PDA

View Full Version : Simple variance question (Microsoft Excel)


VarlosZ
02-15-2007, 06:44 AM
When using Excel to measure variance, what's the effective difference between the VAR function, which estimates variance based on a sample, and the VARP function, which calculates variance based on the entire population? Why would someone prefer to use one rather than the other?

Thanks.

djames
02-15-2007, 12:16 PM
When the full population of values is known, the true variance of the population is the sum of squared deviations from the mean, divided by the size of the population, VARP.

When only a sample from the full population is known, then the unbiased estimator of the population variance is the sum of squared deviations from the sample mean, divided by the size of the sample minus one, VAR.

arahant
02-15-2007, 06:12 PM
Just to add....you usually want to use VAR (at least for everything I've ever done). If you have a series and you want to guess at the variance for future observations, the series isn't the entire 'population'. It's kind of academic though, because if the sample is small enough that the two give significantly different answers, the variance estimate won't be very significant either.

BruceZ
02-16-2007, 09:34 PM
[ QUOTE ]
Just to add....you usually want to use VAR (at least for everything I've ever done). If you have a series and you want to guess at the variance for future observations, the series isn't the entire 'population'. It's kind of academic though, because if the sample is small enough that the two give significantly different answers, the variance estimate won't be very significant either.

[/ QUOTE ]

On the other hand, VARP, which divides by n, is the maximum likelihood estimator of the variance of a normal distribution.
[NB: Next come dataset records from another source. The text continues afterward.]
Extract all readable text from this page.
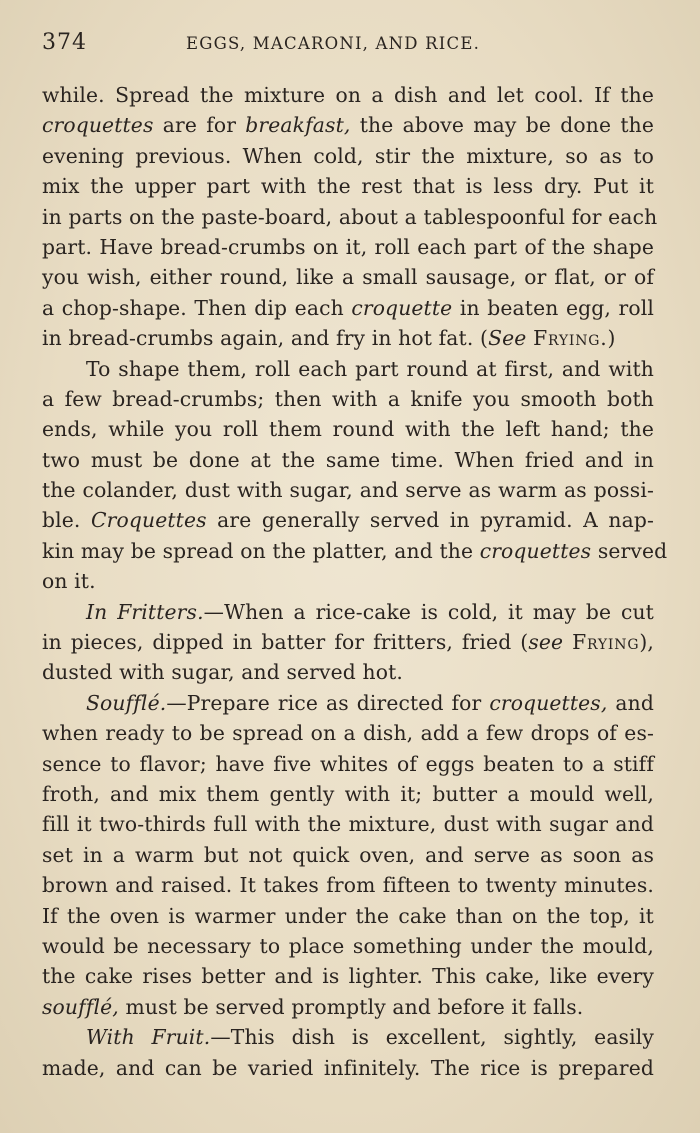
374	EGGS, MACARONI, AND RICE.
while. Spread the mixture on a dish and let cool. If the
croquettes are for breakfast, the above may be done the
evening previous. When cold, stir the mixture, so as to
mix the upper part with the rest that is less dry. Put it
in parts on the paste-board, about a tablespoonful for each
part. Have bread-crumbs on it, roll each part of the shape
you wish, either round, like a small sausage, or flat, or of
a chop-shape. Then dip each croquette in beaten egg, roll
in bread-crumbs again, and fry in hot fat. (See Frying.)
To shape them, roll each part round at first, and with
a few bread-crumbs; then with a knife you smooth both
ends, while you roll them round with the left hand; the
two must be done at the same time. When fried and in
the colander, dust with sugar, and serve as warm as possi-
ble. Croquettes are generally served in pyramid. A nap-
kin may be spread on the platter, and the croquettes served
on it.
In Fritters.—When a rice-cake is cold, it may be cut
in pieces, dipped in batter for fritters, fried (see Frying),
dusted with sugar, and served hot.
Soufflé.—Prepare rice as directed for croquettes, and
when ready to be spread on a dish, add a few drops of es-
sence to flavor; have five whites of eggs beaten to a stiff
froth, and mix them gently with it; butter a mould well,
fill it two-thirds full with the mixture, dust with sugar and
set in a warm but not quick oven, and serve as soon as
brown and raised. It takes from fifteen to twenty minutes.
If the oven is warmer under the cake than on the top, it
would be necessary to place something under the mould,
the cake rises better and is lighter. This cake, like every
soufflé, must be served promptly and before it falls.
With Fruit.—This dish is excellent, sightly, easily
made, and can be varied infinitely. The rice is prepared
That is, it is the value of the variance that maximizes the likelihood of the observed data.

VAR, which divides by n-1, is the unbiased estimator of the variance for a normal distribution, meaning that the expected value of this estimator is equal to the true variance.

There is a third estimator (not necessarily in Excel) which divides by n+1, and this estimator minimizes the mean squared error of the estimate of the variance for a normal distribution.

These issues are largely theoretical since the difference is usually insignificant when a reasonable number of samples is used, and they converge to the same value as the number of samples goes to infinity.